Partager:
Les universités belges font face à un afflux d'étudiants français en psychologie déboutés aux portes du master, faisant craindre pour la qualité de l'enseignement au sein de la filière, dénonçaient cette semaine la Fédération des Étudiants francophones (FEF) et la Fédération belge des Psychologues (FBP).
"Je vous écris depuis la fac de psychologie de l'ULB (Université Libre de Bruxelles, NDLR) où la situation est désastreuse : cours annulés, pas de place dans les auditoires, pas assez de profs/stages/mémoires, secrétariats débordés, etc.. ! Bref, depuis l'arrivée massive de Français en Master 1, la faculté (enseignants et étudiants compris) se noie et la qualité de l'enseignement n'est plus là. On aimerait un peu comprendre ce qui a poussé l'université à accepter plus d'étudiants qu'elle ne peut encadrer, et faire réagir les autorités compétentes pour trouver des solutions. Please, help", nous avait écrit dernièrement une étudiante souhaitant rester anonyme.
Si cette rentrée a été particulièrement spectaculaire, le phénomène français se couple à un attrait de la filière en Belgique francophone, nuancent toutefois plusieurs doyens.
218 demandes cette année au lieu de 27 en 2016…
"Les universités françaises ont l'obligation d'offrir une place en master après un bachelier (licence, en France), mais pas nécessairement dans la filière choisie par l'étudiant", explique Laurent Lefebvre, doyen de la Faculté de psychologie de l'Université de Mons.
Ainsi, "certaines universités françaises n'acceptent en master que 10% de leur population de Bac 3", poursuit Arnaud Destrebecqz, doyen de la Faculté de psychologie à l'ULB. Au lieu d'accepter une réorientation après trois ans d'études, certains étudiants français se tournent donc vers la Belgique.
L'UMons a ainsi reçu 218 demandes d'inscription pour son master en psychologie de la part d'étudiants français, contre 27 en 2016. "Environ 30 à 40% des dossiers déposés sont suivis d'une inscription", précise M. Lefebvre, qui explique que les candidats postulent généralement auprès de plusieurs universités.
L'ULiège n'est pas en reste avec 213 demandes reçues et 64 inscriptions effectives cette année, contre une soixantaine en 2016.
Mais c'est l'ULB qui draine le plus de candidats français: sur près de 600 dossiers déposés, "six fois plus qu'il y a deux ans", pointe Arnaud Destrebecqz, environ 450 ont été suivis d'une inscription.
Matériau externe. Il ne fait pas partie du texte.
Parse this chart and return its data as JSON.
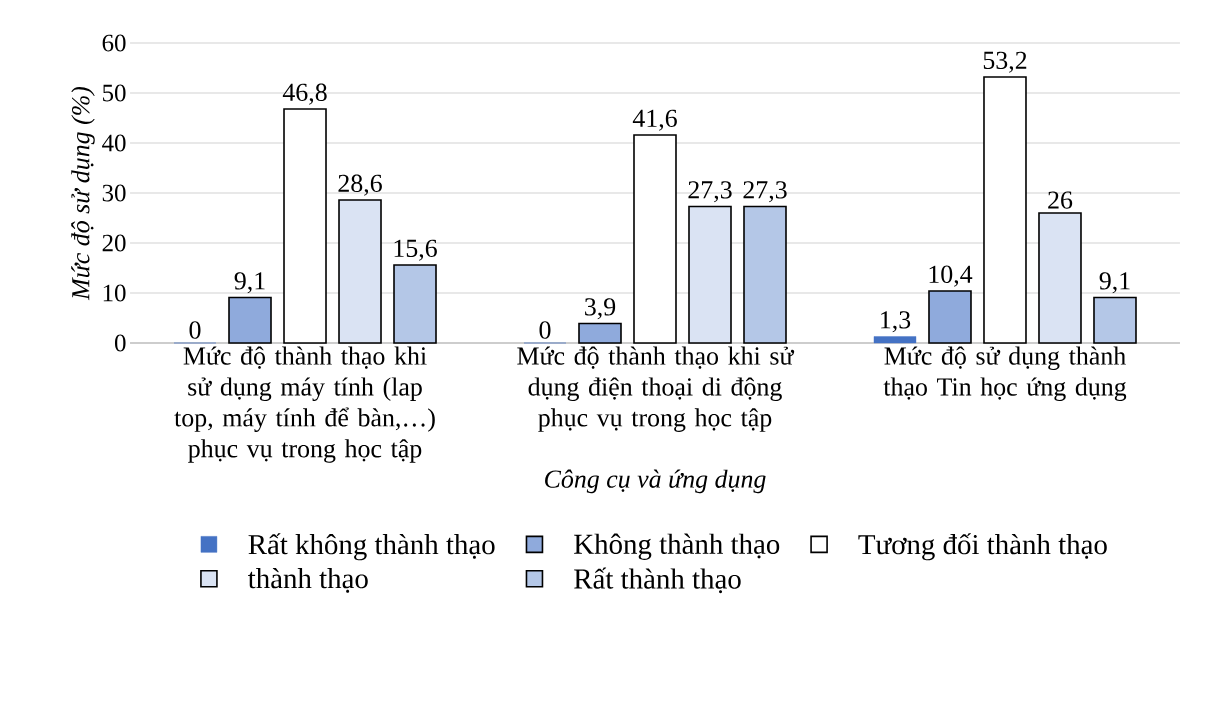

Si les critères d'admission dépendent d'une université à l'autre, l'attractivité de la capitale et la bonne connexion des transports avec la France peuvent expliquer ce succès.
Renforcement du personnel, mais...
Face à cet afflux, les doyens des trois facultés ont sollicité l'aide de leur université, qui s'est traduite par la possibilité d'un renforcement du personnel enseignant par quatre équivalents temps plein à l'UMons, deux à l'ULB. Les auditoires n'ont pas dû être dédoublés mais bien certains travaux pratiques.
"Le problème", pointe Etienne Quertement, doyen de la Faculté à l'ULiège, "c'est que nous travaillons à enveloppe fermée. Or, depuis 2011, on observe une croissance constante d'étudiants en psychologie", soit bien avant le boom français.
"Les enseignants sont également chercheurs et, s'ils dispensent plus d'heures de cours, ils disposent en conséquence de moins de temps pour la recherche", poursuit le doyen de l'ULiège, qui pointe un risque à long terme pour le classement mondial des universités belges francophones.